Table 20.1: JavaScript Properties and Methods That Are Tainted by Default
Object	Tainted Properties and Methods
Document	`cookie`, `domain`, `forms[]`, `lastModified`, `links[]`, `location`, `referrer`, `title`, `URL`
Form	`action`
All Form input elements: Button, Checkbox, FileUpload, Hidden, Password, Radio, Reset, Select, Submit, Text, Textarea	`checked`, `defaultChecked`, `defaultValue`, `name`, `selectedIndex`, `toString()`, `value`
History	`current`, `next`, `previous`, `toString()`, all array elements[1]
Location, Link, Area	`hash`, `host`, `hostname`, `href`, `pathname`, `port`, `protocol`, `search`, `toString()`
Option	`defaultSelected`, `selected`, `text`, `value`
Window	`defaultStatus`, `status`
Footnotes: [1] Note that History properties belong to the browser, not the server, and thus have a different taint value.

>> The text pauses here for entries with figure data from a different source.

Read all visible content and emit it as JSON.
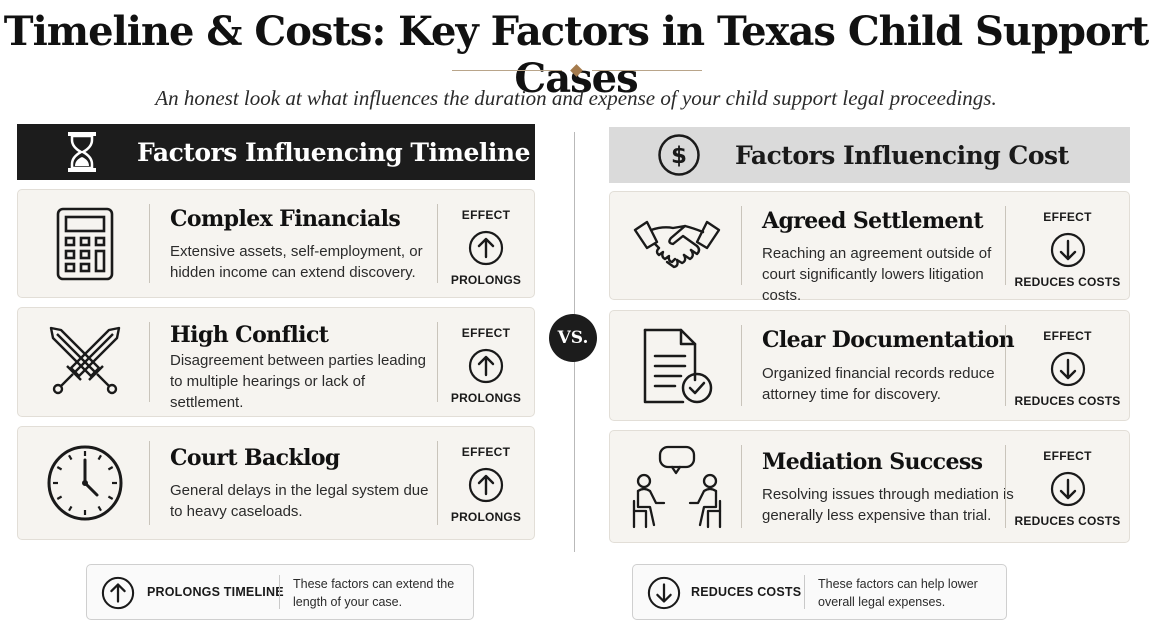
{
  "header": {
    "title": "Timeline & Costs: Key Factors in Texas Child Support Cases",
    "subtitle": "An honest look at what influences the duration and expense of your child support legal proceedings."
  },
  "vs_label": "VS.",
  "timeline": {
    "heading": "Factors Influencing Timeline",
    "heading_icon": "hourglass-icon",
    "effect_label": "EFFECT",
    "cards": [
      {
        "title": "Complex Financials",
        "description": "Extensive assets, self-employment, or hidden income can extend discovery.",
        "icon": "calculator-icon",
        "effect": "PROLONGS",
        "direction": "up"
      },
      {
        "title": "High Conflict",
        "description": "Disagreement between parties leading to multiple hearings or lack of settlement.",
        "icon": "crossed-swords-icon",
        "effect": "PROLONGS",
        "direction": "up"
      },
      {
        "title": "Court Backlog",
        "description": "General delays in the legal system due to heavy caseloads.",
        "icon": "clock-icon",
        "effect": "PROLONGS",
        "direction": "up"
      }
    ],
    "legend": {
      "label": "PROLONGS TIMELINE",
      "description": "These factors can extend the length of your case."
    }
  },
  "cost": {
    "heading": "Factors Influencing Cost",
    "heading_icon": "dollar-icon",
    "effect_label": "EFFECT",
    "cards": [
      {
        "title": "Agreed Settlement",
        "description": "Reaching an agreement outside of court significantly lowers litigation costs.",
        "icon": "handshake-icon",
        "effect": "REDUCES COSTS",
        "direction": "down"
      },
      {
        "title": "Clear Documentation",
        "description": "Organized financial records reduce attorney time for discovery.",
        "icon": "document-check-icon",
        "effect": "REDUCES COSTS",
        "direction": "down"
      },
      {
        "title": "Mediation Success",
        "description": "Resolving issues through mediation is generally less expensive than trial.",
        "icon": "mediation-icon",
        "effect": "REDUCES COSTS",
        "direction": "down"
      }
    ],
    "legend": {
      "label": "REDUCES COSTS",
      "description": "These factors can help lower overall legal expenses."
    }
  },
  "colors": {
    "dark": "#1c1c1c",
    "card_bg": "#f6f4f0",
    "header_light": "#dadada",
    "accent": "#a57b4d"
  }
}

The taint() and untaint() Functions

Table 20.1 shows the object properties and methods that are tainted by default in Navigator 3.0. This list is not the final word on tainting. If a script would like to prevent other data it owns from being exported, it may taint that data with the taint() method. Similarly, if a script would like to relax the data-tainting rules in order to allow information it owns to be exported more freely, it can remove its taint from a value with the untaint() method.

There are some important things to note about these functions. First, both taint() and untaint() return a tainted or untainted copy of primitive vales or a tainted or untainted reference to objects and arrays. In JavaScript, taint is carried by references to objects, not by the objects themselves. So when you untaint an object, what you are really doing is untainting a reference to that object, not the object itself. The object's value may be exported through the untainted reference but not through the tainted reference.

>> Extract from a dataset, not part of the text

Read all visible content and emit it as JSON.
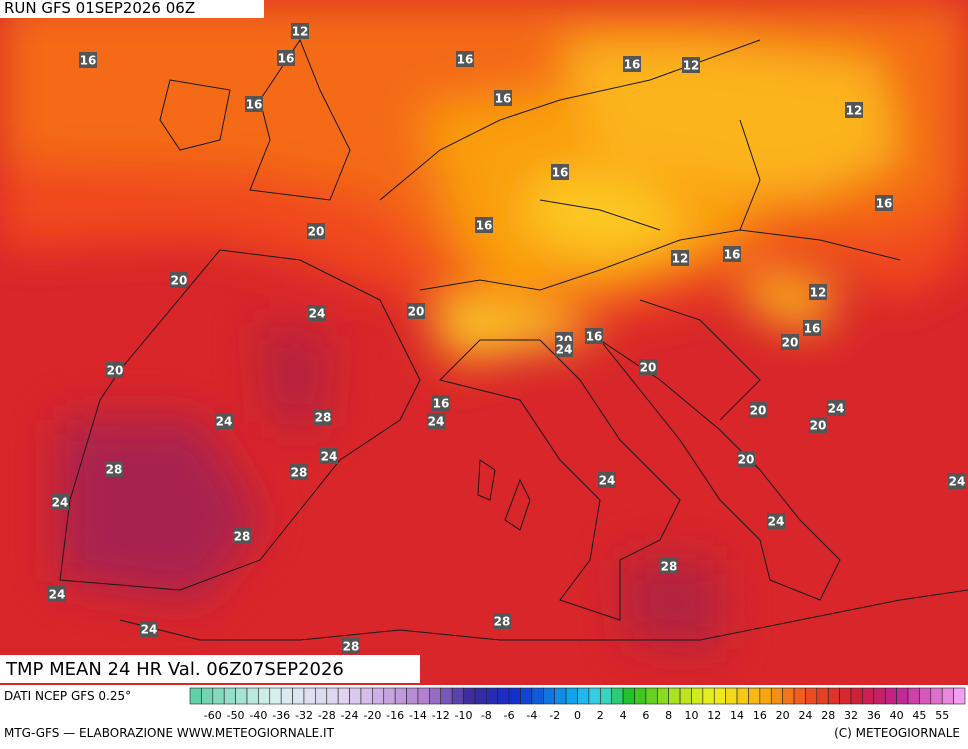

The second point to note is that a script can use untaint() only to remove its own taint from a value. If a value X carries taint that identifies it as owned by server A, then a script running in a document from server B may call untaint() on value X but will not succeed in removing server A's taint, and will not be able to export that value to server B.

Finally, if taint() and untaint() are called with no argument, then they add and remove taint from the script rather than from a particular object. Again, a script can only remove its own taint from itself: if a script from server A has tainted itself by examining tainted data owned by server B, then server A cannot remove that taint from itself.